🤖 AI Summary
To address the security vulnerability of latent diffusion models (LDMs) to adversarial attacks—where maliciously crafted inputs trigger generation of NSFW content (e.g., pornographic or violent images)—this paper proposes CROPS, a training-free, model-agnostic safe synthesis framework. CROPS enhances robustness of safety verification via iterative or stochastic perturbations applied jointly to text prompts and latent-space inputs. It further introduces CROPS-1, a lightweight, single-step diffusion-based NSFW detector enabling efficient approximate inference.
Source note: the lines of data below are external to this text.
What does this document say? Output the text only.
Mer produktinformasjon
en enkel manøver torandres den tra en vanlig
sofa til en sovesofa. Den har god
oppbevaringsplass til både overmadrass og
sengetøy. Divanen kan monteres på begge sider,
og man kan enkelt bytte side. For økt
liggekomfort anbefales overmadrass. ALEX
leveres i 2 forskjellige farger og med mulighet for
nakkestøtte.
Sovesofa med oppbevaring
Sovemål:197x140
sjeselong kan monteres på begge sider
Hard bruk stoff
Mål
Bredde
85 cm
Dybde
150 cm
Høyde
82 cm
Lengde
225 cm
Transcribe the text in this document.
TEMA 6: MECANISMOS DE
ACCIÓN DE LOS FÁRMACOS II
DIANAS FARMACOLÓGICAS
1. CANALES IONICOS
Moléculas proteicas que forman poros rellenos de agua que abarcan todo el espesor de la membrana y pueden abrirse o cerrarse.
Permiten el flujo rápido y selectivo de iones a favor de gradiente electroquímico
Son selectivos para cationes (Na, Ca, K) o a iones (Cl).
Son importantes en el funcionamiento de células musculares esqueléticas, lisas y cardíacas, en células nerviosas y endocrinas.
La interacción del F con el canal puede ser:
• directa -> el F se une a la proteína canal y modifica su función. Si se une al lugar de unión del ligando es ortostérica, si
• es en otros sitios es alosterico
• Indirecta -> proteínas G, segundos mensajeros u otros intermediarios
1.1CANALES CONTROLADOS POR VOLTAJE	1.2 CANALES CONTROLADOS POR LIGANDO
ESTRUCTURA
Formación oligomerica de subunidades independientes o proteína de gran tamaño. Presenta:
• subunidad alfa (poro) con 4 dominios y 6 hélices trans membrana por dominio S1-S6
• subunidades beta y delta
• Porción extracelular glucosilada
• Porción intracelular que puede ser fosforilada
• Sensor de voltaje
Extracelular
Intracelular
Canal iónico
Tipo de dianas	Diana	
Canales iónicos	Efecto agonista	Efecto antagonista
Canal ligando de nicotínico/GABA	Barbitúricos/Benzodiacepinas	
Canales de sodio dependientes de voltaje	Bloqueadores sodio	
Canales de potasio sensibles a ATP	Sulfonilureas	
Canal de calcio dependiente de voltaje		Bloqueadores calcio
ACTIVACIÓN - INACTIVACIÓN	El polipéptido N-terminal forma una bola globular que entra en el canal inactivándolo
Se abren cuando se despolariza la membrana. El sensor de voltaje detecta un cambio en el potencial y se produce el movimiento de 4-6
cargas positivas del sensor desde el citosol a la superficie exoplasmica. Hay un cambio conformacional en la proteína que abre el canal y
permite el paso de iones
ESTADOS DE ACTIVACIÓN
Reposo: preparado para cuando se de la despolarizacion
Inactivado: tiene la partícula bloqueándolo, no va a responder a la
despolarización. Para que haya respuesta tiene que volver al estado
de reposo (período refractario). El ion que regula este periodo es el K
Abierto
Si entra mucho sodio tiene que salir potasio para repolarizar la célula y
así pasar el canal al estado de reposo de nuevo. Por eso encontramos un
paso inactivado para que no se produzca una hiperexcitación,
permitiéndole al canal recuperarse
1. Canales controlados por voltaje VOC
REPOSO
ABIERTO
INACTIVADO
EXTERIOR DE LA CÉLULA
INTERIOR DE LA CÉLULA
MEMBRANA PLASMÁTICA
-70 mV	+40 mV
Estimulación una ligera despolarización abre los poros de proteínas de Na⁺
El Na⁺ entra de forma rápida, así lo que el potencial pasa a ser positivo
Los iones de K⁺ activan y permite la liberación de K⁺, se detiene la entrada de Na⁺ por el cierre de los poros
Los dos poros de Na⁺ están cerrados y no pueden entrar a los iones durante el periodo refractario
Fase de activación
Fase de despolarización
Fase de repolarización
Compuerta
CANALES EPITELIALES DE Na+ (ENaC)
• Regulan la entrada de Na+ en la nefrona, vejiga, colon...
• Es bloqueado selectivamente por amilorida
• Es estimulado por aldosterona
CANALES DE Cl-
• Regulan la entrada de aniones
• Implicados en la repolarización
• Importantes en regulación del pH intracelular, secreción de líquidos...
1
Key contributions include: (1) the first training-free and model-agnostic defense paradigm against adversarial attacks on LDMs; (2) defense success rates exceeding 98% across diverse attack types; and (3) seamless compatibility with mainstream LDMs such as Stable Diffusion, achieving a 76% reduction in detection latency without fine-tuning or additional training data.
📝 Abstract
With advances in diffusion models, image generation has shown significant performance improvements. This raises concerns about the potential abuse of image generation, such as the creation of explicit or violent images, commonly referred to as Not Safe For Work (NSFW) content. To address this, the Stable Diffusion model includes several safety checkers to censor initial text prompts and final output images generated from the model. However, recent research has shown that these safety checkers have vulnerabilities against adversarial attacks, allowing them to generate NSFW images. In this paper, we find that these adversarial attacks are not robust to small changes in text prompts or input latents. Based on this, we propose CROPS (Circular or RandOm Prompts for Safety), a model-agnostic framework that easily defends against adversarial attacks generating NSFW images without requiring additional training. Moreover, we develop an approach that utilizes one-step diffusion models for efficient NSFW detection (CROPS-1), further reducing computational resources. We demonstrate the superiority of our method in terms of performance and applicability.